Many people feel this doesn’t accurately represent the spending of seniors. They think Social Security COLAs should be based on the Consumer Price Index for the Elderly (CPI-E), which is similar to the CPI-W, except it focuses on the spending patterns of the elderly rather than workers.

This is another change that many hope the government will make to the program in the future, but for now, we just have to accept the fact that the COLAs may not actually keep Social Security’s buying power level over time.

So what can you do?

None of this means you should plan for retirement without Social Security. The program will still be around, even if you aren’t retiring for another 40 years. But it’s important to recognize it as just a part of a larger retirement plan, which should have your personal savings at its foundation.

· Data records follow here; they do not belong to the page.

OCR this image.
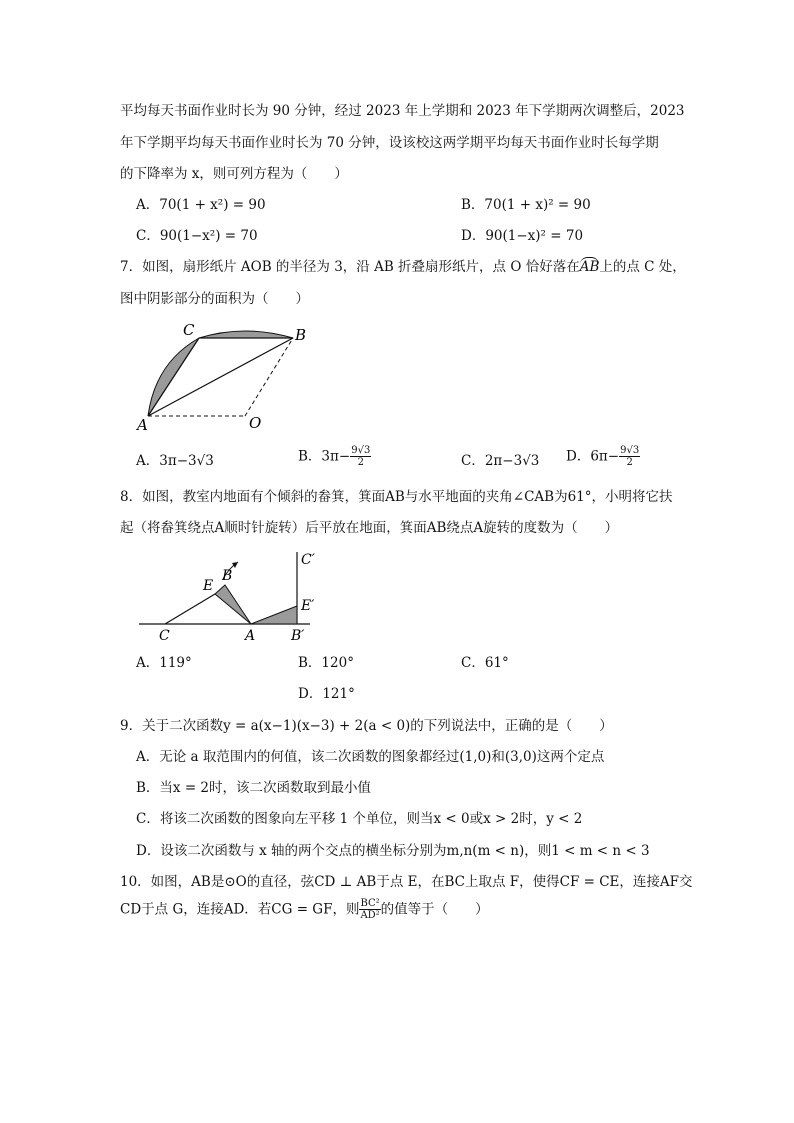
平均每天书面作业时长为 90 分钟，经过 2023 年上学期和 2023 年下学期两次调整后，2023
年下学期平均每天书面作业时长为 70 分钟，设该校这两学期平均每天书面作业时长每学期
的下降率为 x，则可列方程为（　　）
A．70(1 + x²) = 90	B．70(1 + x)² = 90
C．90(1−x²) = 70	D．90(1−x)² = 70
7．如图，扇形纸片 AOB 的半径为 3，沿 AB 折叠扇形纸片，点 O 恰好落在AB上的点 C 处，
图中阴影部分的面积为（　　）
C	B
A	O
A．3π−3√3	B．$3\pi- \frac{9√3}{2}$	C．2π−3√3 D．$6\pi- \frac{9√3}{2}$
8．如图，教室内地面有个倾斜的畚箕，箕面AB与水平地面的夹角∠CAB为61°，小明将它扶
起（将畚箕绕点A顺时针旋转）后平放在地面，箕面AB绕点A旋转的度数为（　　）
E
B
C	A	B′
E′
C′
A．119°	B．120°	C．61°
D．121°
9．关于二次函数y = a(x−1)(x−3) + 2(a < 0)的下列说法中，正确的是（　　）
A．无论 a 取范围内的何值，该二次函数的图象都经过(1,0)和(3,0)这两个定点
B．当x = 2时，该二次函数取到最小值
C．将该二次函数的图象向左平移 1 个单位，则当x < 0或x > 2时，y < 2
D．设该二次函数与 x 轴的两个交点的横坐标分别为m,n(m < n)，则1 < m < n < 3
10．如图，AB是⊙O的直径，弦CD ⊥ AB于点 E，在BC上取点 F，使得CF = CE，连接AF交
CD于点 G，连接AD．若CG = GF，则 $\frac{\text{BC²}}{\text{AD²}}$ 的值等于（　　）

If you haven’t already begun saving for retirement, you should consider doing so as soon as it’s financially feasible. You could open an IRA on your own or you could save in a 401(k) if your employer offers one. And if you qualify for a 401(k) match, claiming that should definitely be a top priority each year.

Those who struggle to save for retirement may have to explore ways to bring in more money each month, like negotiating a raise or finding a better-paying job. You could also rethink your plans for retirement. Though you may have originally planned to leave the workforce for good, you could instead transition to part-time employment, or find another job that’s more in line with your interests so it feels less like work.

Maybe Social Security will change in the next few years, making it more stable or even more valuable to seniors. But we have to make the best decisions we can from the information that’s currently available, and right now, that means expecting to pay for the bulk of our retirement expenses on our own.